According to Andrew Kowalski, general manager of Boosterthon in Northern California, the school raised approximately $30,000.

“We exceeded our goals by quite a bit,” said Principal Stephen Slater, who didn’t want to confirm specific dollar amounts.

Boosterthon is part of the current trend in school fundraising that is a transition from selling products like candy bars, to wholly-interactive schoolwide events that raise money, according to Slater.

The company is national and based out of Atlanta, Ga.

The Boosterthon approach takes more than a week and revolves around a “fun run” where the kids are pledged cash for each lap they run, walk, or dance.

On the big day, DJs, parents, and perky Boosterthon staff are on hand to cheer on the kids.

“The kids were encouraged to just do their best,” said Slater, saying that all children could compete in a fitness challenge no matter their activity or fitness level.

“We always make accommodations for students,” Kowalski said. “Kids can go at their own pace with separate run times, or go on their own track, or they can use the blacktop or basketball court.”

Boosterthon showed up nine days before the event and held “character assemblies” every day where they encouraged kids to sharpen their leadership skills and build their self-esteem.

“They also spent time with the kids during recess,” said Slater, pointing out that the assemblies and interactions with the kids before the event were all about building character and having integrity.

Presentations were given to kids who had set goals and reached them, like Olympians and junior entrepreneurs, according to Kowalski.

And, of course, Boosterthon staff showed kids how to raise the most amount of money for the school.

Gone are the days of going door to door trying to raise money for school fundraisers. Now kids use computers and email to reach out to folks all over the country.

People could either pledge a child per lap or donate a flat amount, Kowalski said.

But the principal said that he would not have chosen to take part in this sort of fundraiser if he didn’t feel like the students were getting a lot out of it.

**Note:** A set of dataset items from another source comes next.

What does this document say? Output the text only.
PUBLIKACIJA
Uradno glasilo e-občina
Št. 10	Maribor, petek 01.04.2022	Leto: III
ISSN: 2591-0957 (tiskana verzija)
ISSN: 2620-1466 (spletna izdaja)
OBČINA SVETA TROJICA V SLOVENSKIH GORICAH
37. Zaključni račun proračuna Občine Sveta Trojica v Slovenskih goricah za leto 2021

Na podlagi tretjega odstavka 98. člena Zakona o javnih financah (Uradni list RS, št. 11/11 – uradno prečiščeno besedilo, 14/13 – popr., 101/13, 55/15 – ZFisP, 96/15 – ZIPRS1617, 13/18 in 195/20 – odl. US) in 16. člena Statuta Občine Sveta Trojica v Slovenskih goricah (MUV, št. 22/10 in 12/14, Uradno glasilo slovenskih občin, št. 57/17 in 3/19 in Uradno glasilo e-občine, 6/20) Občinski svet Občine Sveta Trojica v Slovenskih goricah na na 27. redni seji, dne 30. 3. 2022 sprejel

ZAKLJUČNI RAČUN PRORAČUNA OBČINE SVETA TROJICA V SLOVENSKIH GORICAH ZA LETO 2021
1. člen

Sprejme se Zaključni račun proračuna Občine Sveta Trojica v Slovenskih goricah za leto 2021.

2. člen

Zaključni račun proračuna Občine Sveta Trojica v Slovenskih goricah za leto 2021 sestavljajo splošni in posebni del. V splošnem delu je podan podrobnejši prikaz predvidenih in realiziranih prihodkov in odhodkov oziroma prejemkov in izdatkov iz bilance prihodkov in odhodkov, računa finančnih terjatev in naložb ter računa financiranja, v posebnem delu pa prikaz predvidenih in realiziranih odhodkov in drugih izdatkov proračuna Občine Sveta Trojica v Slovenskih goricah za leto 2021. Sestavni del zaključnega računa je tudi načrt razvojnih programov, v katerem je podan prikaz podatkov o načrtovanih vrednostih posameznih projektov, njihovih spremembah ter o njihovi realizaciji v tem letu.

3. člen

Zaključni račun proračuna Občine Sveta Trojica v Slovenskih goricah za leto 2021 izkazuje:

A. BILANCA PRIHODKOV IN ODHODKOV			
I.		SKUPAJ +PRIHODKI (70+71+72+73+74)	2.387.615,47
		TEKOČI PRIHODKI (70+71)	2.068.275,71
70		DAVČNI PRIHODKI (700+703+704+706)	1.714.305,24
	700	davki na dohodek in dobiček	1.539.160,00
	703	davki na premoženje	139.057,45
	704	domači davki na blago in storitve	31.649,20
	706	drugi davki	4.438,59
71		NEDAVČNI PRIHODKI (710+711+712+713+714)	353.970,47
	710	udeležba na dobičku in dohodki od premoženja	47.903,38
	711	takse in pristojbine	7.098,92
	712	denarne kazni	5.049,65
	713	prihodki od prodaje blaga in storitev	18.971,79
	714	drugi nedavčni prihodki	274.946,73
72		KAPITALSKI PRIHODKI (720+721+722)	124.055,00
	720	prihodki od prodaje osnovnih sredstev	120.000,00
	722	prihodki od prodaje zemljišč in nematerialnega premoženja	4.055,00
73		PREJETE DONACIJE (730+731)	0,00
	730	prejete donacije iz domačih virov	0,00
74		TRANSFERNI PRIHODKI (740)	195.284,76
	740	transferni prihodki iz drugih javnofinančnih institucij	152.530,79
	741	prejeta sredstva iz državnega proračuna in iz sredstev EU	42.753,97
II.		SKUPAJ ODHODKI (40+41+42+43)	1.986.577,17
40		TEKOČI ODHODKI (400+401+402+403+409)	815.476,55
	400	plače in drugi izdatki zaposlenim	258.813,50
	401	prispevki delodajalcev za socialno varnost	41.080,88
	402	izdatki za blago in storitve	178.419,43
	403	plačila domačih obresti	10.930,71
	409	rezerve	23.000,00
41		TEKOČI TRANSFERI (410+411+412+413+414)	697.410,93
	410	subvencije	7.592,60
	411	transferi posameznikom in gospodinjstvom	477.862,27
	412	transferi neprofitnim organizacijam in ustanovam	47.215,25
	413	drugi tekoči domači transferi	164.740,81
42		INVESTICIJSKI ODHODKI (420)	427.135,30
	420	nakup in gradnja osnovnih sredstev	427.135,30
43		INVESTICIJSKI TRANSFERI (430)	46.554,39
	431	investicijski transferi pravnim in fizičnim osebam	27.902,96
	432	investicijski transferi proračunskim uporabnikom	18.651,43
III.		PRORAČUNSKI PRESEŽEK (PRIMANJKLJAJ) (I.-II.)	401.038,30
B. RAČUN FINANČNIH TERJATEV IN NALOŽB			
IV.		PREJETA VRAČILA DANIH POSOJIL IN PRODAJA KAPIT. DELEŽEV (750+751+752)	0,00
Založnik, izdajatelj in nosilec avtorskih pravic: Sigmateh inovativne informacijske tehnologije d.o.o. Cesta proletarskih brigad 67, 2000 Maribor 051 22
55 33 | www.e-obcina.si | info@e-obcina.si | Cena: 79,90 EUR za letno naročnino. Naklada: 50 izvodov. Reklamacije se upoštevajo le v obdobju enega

“The kids felt like they were the ones really doing it, and they were,” Slater said.

“They had an active role with their participation, not only with getting pledges but the actual event was so much fun. They just had a ball.”

The PTA has discretionary control over the money raised and will most likely spend it on things like technology for the school or nature camps, Slater said.

“It’s the new approach in fundraising,” Slater said. “Instead of selling stuff that’s not healthy for kids, like chocolate or cookie dough, this was just a healthy way to raise money for a good cause.”